English electrical engineer and politician
Sir (Collingwood) George Clements Hamilton, 1st Baronet (1 November 1877 – 12 January 1947) was an English electrical engineer and Conservative Party politician.[1]
Born in Northumberland,[2] he was the son of a prominent Church of England cleric, the Venerable George Hans Hamilton, Archdeacon of Lindisfarne then Northumberland, Canon of Durham and his wife Lady Louisa Hamilton.[1]
Early career and family
Following education at Aysgarth School and Charterhouse School, he was apprenticed to the firm of Scott & Mountain Ltd, a Newcastle-based electrical and general engineering company. He represented the company in various countries including India, Bulgaria, Greece, Russia and Egypt.[1] He subsequently became the managing director of the Manchester branch of Drake & Gorham, electrical engineers.[3]

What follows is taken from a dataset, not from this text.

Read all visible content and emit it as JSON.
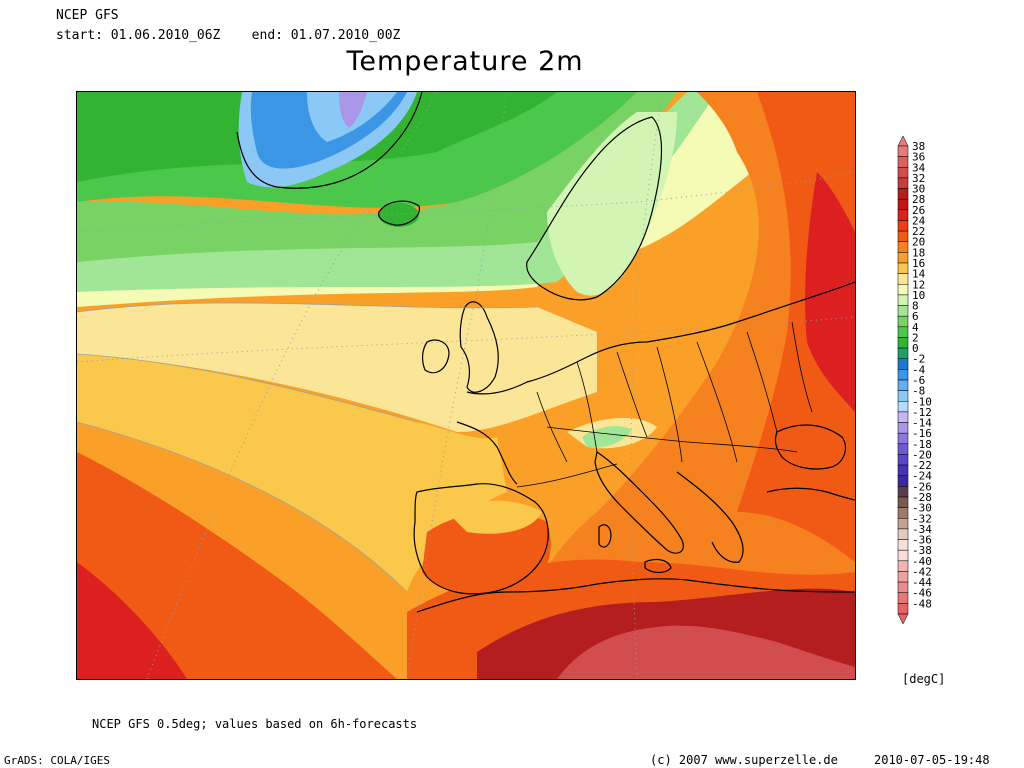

He married Eleanor Simon of Didsbury in 1906, and they had one son and one daughter.[1]
War service
During World War I he was commissioned as an officer in the Queen's Westminster Rifles, the 16th Battalion of the London Regiment, rising to the rank of major.[1] In October 1916 he was transferred to the General List.[4] He was appointed Director of Enrolment National Service in 1917 and Controller of Contract Claims at the Ministry of Munitions in 1918.[1][5]
Political career
From 1910 to 1913 he was a councillor on the Knutsford Urban District Council.[6]
In 1913 he won a by-election and was elected to the Commons as Conservative Member of Parliament (MP) for Altrincham. He served as Parliamentary Private Secretary to the Minister of Pensions from 1919 to 1920.[1] He held the seat until 1923. He returned to parliament at another by-election at Ilford in 1928. He resigned from the House of Commons in 1937.
He was knighted in 1922 Birthday Honours,[5][7] and made a baronet in the 1937 Coronation Honours "for political and public services".[8][9]
Later life
Hamilton moved to Cransford Hall, near Saxmundham in Suffolk. He became a member of East Suffolk County Council, and was chairman of two companies: the Expanded Metal Company and the National Group of Fixed Trusts.[1]